All the same, when they were around, the experienced players organised us well, and during these literally ‘dead’ spells encouraged us to take up defensive positions to protect the base from the (admittedly remote) threat of attack.
I found this role-playing oddly fun, even though it only meant digging in behind a fallen tree and keeping my eyes peeled for sneaky buggers in the undergrowth.
The relative dullness of the game could well have been due to the fact that I was on the government side, a choice dictated by my preference for western camo and weaponry. The rebel guerrillas played a more mobile game and were on the attack more. As they say, if you want action, join the pirates not the navy.
In fairness, from the reports I read later, the game really got into its swing on the second day, with more frequent and longer contacts.
What did you do in the war, daddy?
Towards the end of the day came my one moment of glory, when I think I might actually have scored a kill. A friendly squad radioed-in requesting assitance on the other side of the site. They were pinned down and desperately needed more warm bodies.
After a 15 minute tab, three of us arrived on the scene and decided on a flanking attack through a field of tall grass, which almost came up to our shoulders. Moving in skirmish line, we headed towards a treeline behind which was the enemy flank.
We more or less surprised the rebel scum. I managed to chuck two thunderflashes. The first was a thin Mk5, the second one of the fatter TLSFX ones. There was a distinct difference in the amplitude of the bang.

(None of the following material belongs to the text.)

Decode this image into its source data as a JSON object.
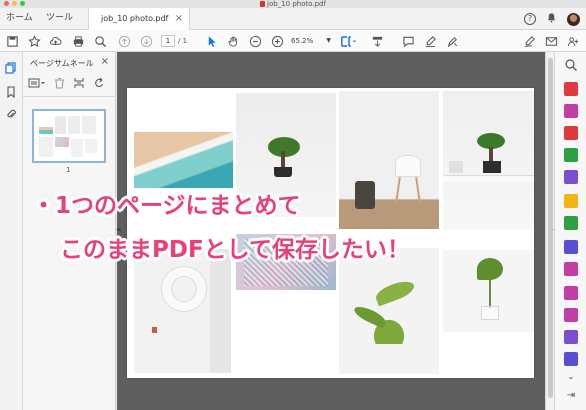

After the second explosion, there was a gratifying scream from the treeline. Whether it was the effect of my grenade or someone else’s rifle fire I don’t know, but either way it felt good to be on the offensive.
Suffice to say that once we were into the treeline, chaos reigned, and this was where I slipped down a bank into a rabbit-hole and did my back in. Undeterred, I gathered my wits (if not my dignity) and rejoined the action, but the enemy’s fire was too accurate and I was soon on my way back to the safezone. Shortly after this, endex was called.
The scores on the doors
The verdict? From my point of view, as I say, it was a mixed experience. As a milsim newbie, I felt a little out of my depth. This was compounded by a fear of doing something stupid and letting my side down.
I had some people ask me if I was enjoying myself. I was, but this fear of embarrassment was always there. Though there’s also the Secret Airsofter thing. I tend not to be the most gregarious of players.
But the main thing was the relative lack of action. To use a bizarre analogy, milsim is like a three-disc opera recording. You get lots of dull bits and plenty of incomprehensible dialogue between the well-known tunes.
Skirmishing is like the highlights disc. It’s more accessible and familiar and there are plenty of tunes to hum along to. The former is harder to get into, but I suspect it’s more rewarding in the long run.
Will I do it again? The answer is a definite maybe. I was incredibly impressed by the Okto Eight team and the enthusiasm of the players. These factors might just tip me over the edge into trying it again. Especially now the back has recovered.